Day IV – in which our hero weeps and walks to the mountain’s throat and fails
Mawenzi Tarn is a bleak divot at 4300 metres. During the night, the mountain holds me close, clutched to her personal gravity, unable to sleep. I have black dreams of my children in danger. These are gifts from the mountain. She’s brutal and, in the morning, for the first time, quite good-looking. I take Diamox, an altitude drug, before crossing the saddle from Mawenzi to Kibo in the alpine desert where nothing can live and even the mint and whey everlastings are gone. For three hours, I am in no pain. Queer, anodyne tears run beneath my sunglasses. It cannot last. It doesn’t. The pointillist gibbons return from who knows where? The pencil sharpener, probably.
At summit camp, we eat soup and go to bed at five p.m.. Everyone is suffering.
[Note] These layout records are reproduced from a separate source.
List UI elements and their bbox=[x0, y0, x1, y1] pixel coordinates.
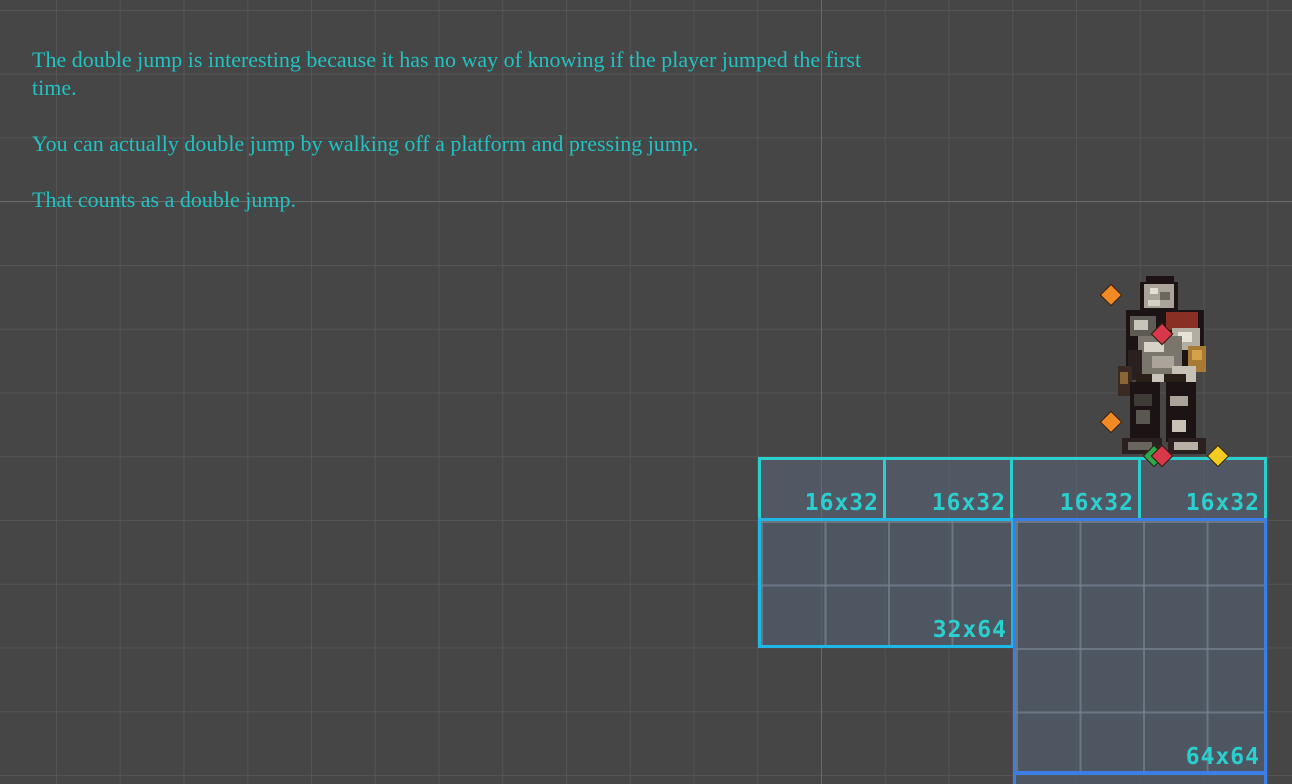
tile-16x32-2[interactable]: 16x32 bbox=[883, 457, 1013, 521]
tile-size-label: 16x32 bbox=[931, 490, 1006, 516]
tile-size-label: 64x64 bbox=[1185, 744, 1260, 770]
vertical-axis-line bbox=[821, 0, 822, 784]
description-line-3: You can actually double jump by walking … bbox=[32, 131, 699, 156]
tile-16x32-4[interactable]: 16x32 bbox=[1138, 457, 1267, 521]
tile-size-label: 16x32 bbox=[1185, 490, 1260, 516]
tile-64x64[interactable]: 64x64 bbox=[1013, 518, 1267, 775]
tile-32x64[interactable]: 32x64 bbox=[758, 518, 1014, 648]
description-line-4: That counts as a double jump. bbox=[32, 187, 296, 212]
tile-size-label: 16x32 bbox=[804, 490, 879, 516]
tile-16x32-3[interactable]: 16x32 bbox=[1010, 457, 1141, 521]
tile-size-label: 16x32 bbox=[1059, 490, 1134, 516]
tile-64x64-lower[interactable] bbox=[1013, 771, 1267, 784]
description-line-1: The double jump is interesting because i… bbox=[32, 47, 862, 72]
armored-knight-sprite[interactable] bbox=[1108, 270, 1218, 460]
description-line-2: time. bbox=[32, 75, 77, 100]
tile-size-label: 32x64 bbox=[932, 617, 1007, 643]
tile-16x32-1[interactable]: 16x32 bbox=[758, 457, 886, 521]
The group now divides into those longing for the top and those longing for the bottom, via the top. When Emmanuel rouses us at midnight, it is to find the mountain savagely dressed. She wears her frost and velvet shale, and up we go, hard against her nape. Williams Point is where I stop. I could do more suffering, but why bother? She’s too hard to get, this mountain, and we’ve no chemistry. Or I haven’t.
The mountain thinks: Are you kidding? You’re turning me down.
Look, I like you, Kilimanjaro – just not in that way.
Day V – m’illumino d’immenso
Down to Horombo Camp: the name means massive horror. Okay, I made that up, but all camping tends towards abasement and squalor. Visit Horombo if you don’t believe me.
Giuseppe Ungaretti’s poem is a model for responses to the mountain. For example: ‘Kilimanjaro / Sickened by / the immensity.’
The mountain thinks: you weak bastard. You think failure is arty? You’re pathetic.
All I can think is get me off this skull-crushing bitch volcano.
Day VI and afterwards
We go down the Marangu route, also known as the Coca-Cola route, also known as the Stone Cold Idiots route. It’s the fast way up. Few people have blood that stupid. On the other hand, a good deal of blood seems to course in people that stupid. From our group, eleven of fourteen made the summit. The same night, two Marangu teams also climbed, with success in the ratios of 2:12 and 3:11. All the way down, through alpine moor to temperate scrub and into rainforest, we confront the faces of the lovers coming up. So clean they are and so unsuffering. So bloody polepole.
It is three days before I see the mountain again. By then, I’m driving north to Kenya. Suddenly she’s at my window, mooning all high-strung and pale. She thinks: So I came on a little strong! I’m a mountain. Give me another chance. I can be subtle. She doesn’t listen when I explain, ‘It’s not you, Kilimanjaro. It’s me.’
No, she doesn’t listen and instead, against the urge of the post-Gondwana tectonics that have borne her west these last billion years, she begins, obdurate mountain, to inch eastward. Sure, these crushes of hers pass in the end. Some last barely a century. For now, she thinks: dear love, watch the horizon of the Indian Ocean for me. I am coming.